On that last point, at least both sides will let bygones be bygones. Not only Israel, but also an exceptionally pro-Israeli Democratic President in a US election year have a great interest in a smooth working relationship.

Israel's longstanding concern over terrorism, moreover, has suddenly acquired new resonance here, after last month's truck bomb explosion in Dhahran, which killed 19 US servicemen. But the broader divergence is as wide as ever.

At best, Mr Netanyahu is prepared to make modest "confidence-building" gestures, in- cluding a promise to meet the Palestinian leader, Yasser Arafat, and an easing of the restrictions on Palestinian workers crossing from the West Bank and Gaza, imposed after the recent spate of suicide bombings in Israel.

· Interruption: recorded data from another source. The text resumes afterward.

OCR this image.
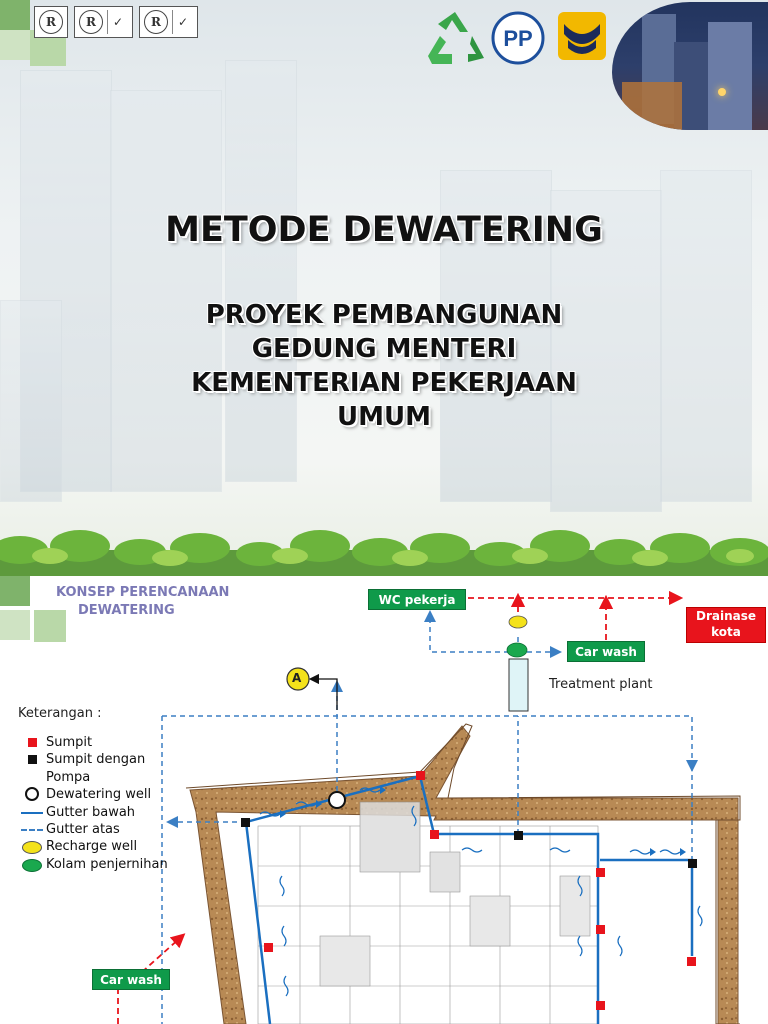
R	R	✓	R	✓
PP
METODE DEWATERING
PROYEK PEMBANGUNAN
GEDUNG MENTERI
KEMENTERIAN PEKERJAAN
UMUM
KONSEP PERENCANAAN
DEWATERING
A
WC pekerja
Car wash
Car wash
Drainase
kota
Treatment plant
Keterangan :
Sumpit
Sumpit dengan
Pompa
Dewatering well
Gutter bawah
Gutter atas
Recharge well
Kolam penjernihan
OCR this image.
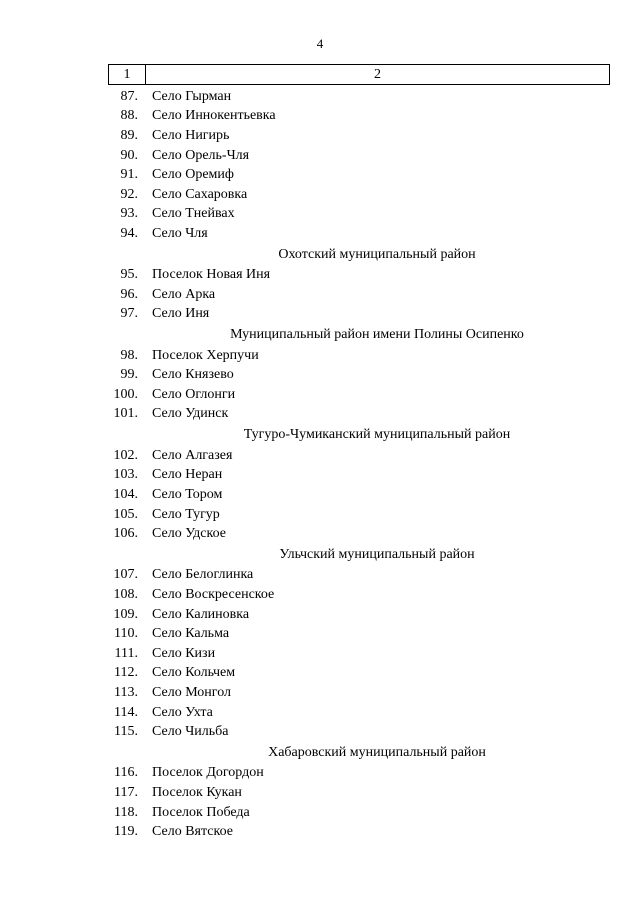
4
1	2
87. Село Гырман
88. Село Иннокентьевка
89. Село Нигирь
90. Село Орель-Чля
91. Село Оремиф
92. Село Сахаровка
93. Село Тнейвах
94. Село Чля
Охотский муниципальный район
95. Поселок Новая Иня
96. Село Арка
97. Село Иня
Муниципальный район имени Полины Осипенко
98. Поселок Херпучи
99. Село Князево
100. Село Оглонги
101. Село Удинск
Тугуро-Чумиканский муниципальный район
102. Село Алгазея
103. Село Неран
104. Село Тором
105. Село Тугур
106. Село Удское
Ульчский муниципальный район
107. Село Белоглинка
108. Село Воскресенское
109. Село Калиновка
110. Село Кальма
111. Село Кизи
112. Село Кольчем
113. Село Монгол
114. Село Ухта
115. Село Чильба
Хабаровский муниципальный район
116. Поселок Догордон
117. Поселок Кукан
118. Поселок Победа
119. Село Вятское
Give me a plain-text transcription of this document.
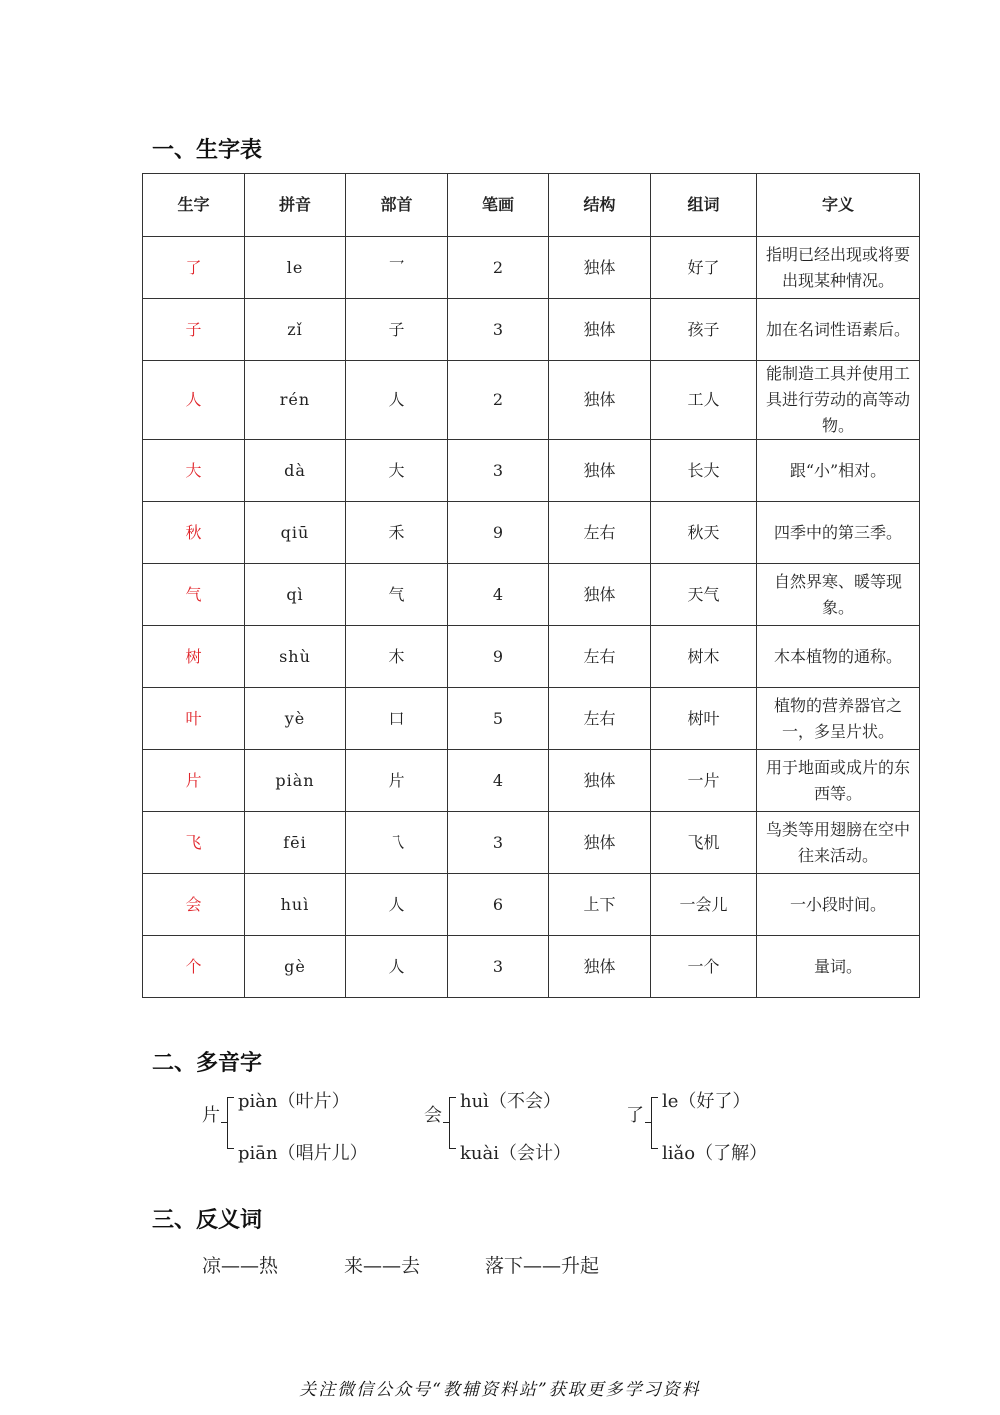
一、生字表
生字	拼音	部首	笔画	结构	组词	字义
了	le	乛	2	独体	好了	指明已经出现或将要出现某种情况。
子	zǐ	子	3	独体	孩子	加在名词性语素后。
人	rén	人	2	独体	工人	能制造工具并使用工具进行劳动的高等动物。
大	dà	大	3	独体	长大	跟“小”相对。
秋	qiū	禾	9	左右	秋天	四季中的第三季。
气	qì	气	4	独体	天气	自然界寒、暖等现象。
树	shù	木	9	左右	树木	木本植物的通称。
叶	yè	口	5	左右	树叶	植物的营养器官之一，多呈片状。
片	piàn	片	4	独体	一片	用于地面或成片的东西等。
飞	fēi	乁	3	独体	飞机	鸟类等用翅膀在空中往来活动。
会	huì	人	6	上下	一会儿	一小段时间。
个	gè	人	3	独体	一个	量词。
二、多音字
片
piàn（叶片）
piān（唱片儿）
会
huì（不会）
kuài（会计）
了
le（好了）
liǎo（了解）
三、反义词
凉——热	来——去	落下——升起
关注微信公众号“教辅资料站”获取更多学习资料
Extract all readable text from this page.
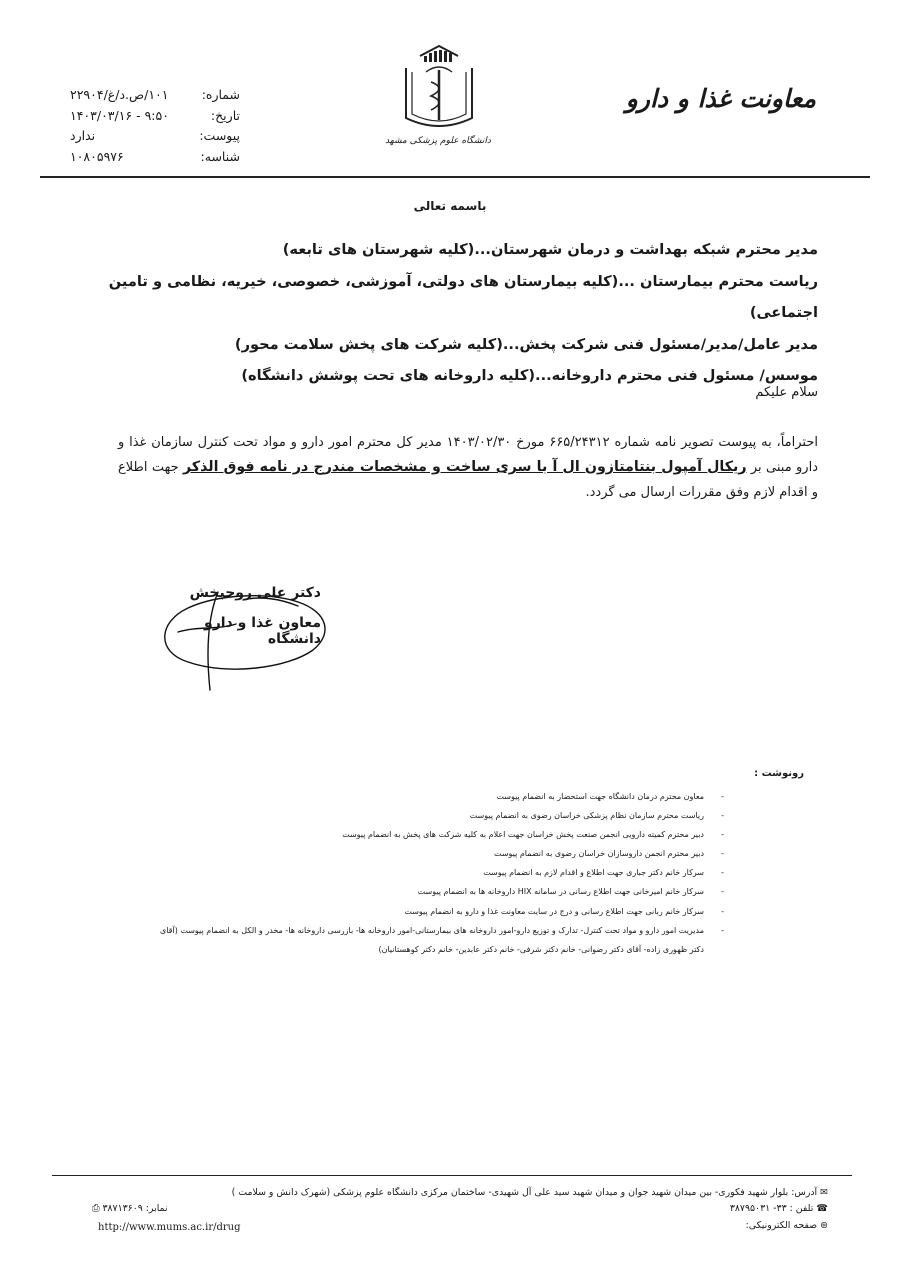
معاونت غذا و دارو
دانشگاه علوم پزشکی مشهد
شماره:
۱۰۱/ص.د/غ/۲۲۹۰۴
تاریخ:
۱۴۰۳/۰۳/۱۶ - ۹:۵۰
پیوست:
ندارد
شناسه:
۱۰۸۰۵۹۷۶
باسمه تعالی
مدیر محترم شبکه بهداشت و درمان شهرستان...(کلیه شهرستان های تابعه)
ریاست محترم بیمارستان ...(کلیه بیمارستان های دولتی، آموزشی، خصوصی، خیریه، نظامی و تامین اجتماعی)
مدیر عامل/مدیر/مسئول فنی شرکت پخش...(کلیه شرکت های پخش سلامت محور)
موسس/ مسئول فنی محترم داروخانه...(کلیه داروخانه های تحت پوشش دانشگاه)
سلام علیکم
احتراماً، به پیوست تصویر نامه شماره ۶۶۵/۲۴۳۱۲ مورخ ۱۴۰۳/۰۲/۳۰ مدیر کل محترم امور دارو و مواد تحت کنترل سازمان غذا و دارو مبنی بر ریکال آمپول بنتامتازون ال آ با سری ساخت و مشخصات مندرج در نامه فوق الذکر جهت اطلاع و اقدام لازم وفق مقررات ارسال می گردد.
دکتر علی روحبخش
معاون غذا و دارو دانشگاه
رونوشت :
معاون محترم درمان دانشگاه جهت استحضار به انضمام پیوست -
ریاست محترم سازمان نظام پزشکی خراسان رضوی به انضمام پیوست -
دبیر محترم کمیته دارویی انجمن صنعت پخش خراسان جهت اعلام به کلیه شرکت های پخش به انضمام پیوست -
دبیر محترم انجمن داروسازان خراسان رضوی به انضمام پیوست -
سرکار خانم دکتر جباری جهت اطلاع و اقدام لازم به انضمام پیوست -
سرکار خانم امیرخانی جهت اطلاع رسانی در سامانه HIX داروخانه ها به انضمام پیوست -
سرکار خانم ربانی جهت اطلاع رسانی و درج در سایت معاونت غذا و دارو به انضمام پیوست -
مدیریت امور دارو و مواد تحت کنترل- تدارک و توزیع دارو-امور داروخانه های بیمارستانی-امور داروخانه ها- بازرسی داروخانه ها- مخدر و الکل به انضمام پیوست (آقای دکتر ظهوری زاده- آقای دکتر رضوانی- خانم دکتر شرفی- خانم دکتر عابدین- خانم دکتر کوهستانیان) -
✉ آدرس: بلوار شهید فکوری- بین میدان شهید جوان و میدان شهید سید علی آل شهیدی- ساختمان مرکزی دانشگاه علوم پزشکی (شهرک دانش و سلامت )
☎ تلفن : ۳۳- ۳۸۷۹۵۰۳۱
⊛ صفحه الکترونیکی:
نمابر: ۳۸۷۱۳۶۰۹ ⎙
http://www.mums.ac.ir/drug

But if the Administration is happy to be patient, parts of the Jewish comunity here are not. A group of 150 rabbis from the Jewish Peace Lobby have written to Mr Clinton demanding that the $1.2 billion annual economic aid Israel receives from the US be suspended if Mr Netanyahu carries out his campaign promise to expand West Bank settlements. Now was "not the time for a wait-and-see policy", the letter said.

But the Prime Minister was sure of a warmer welcome from AIPAC, the powerful pro-Israel lobby, and on Capitol Hill where he will today address a Congress controlled by Republicans instinctively more sympathetic to his hardline approach to national security.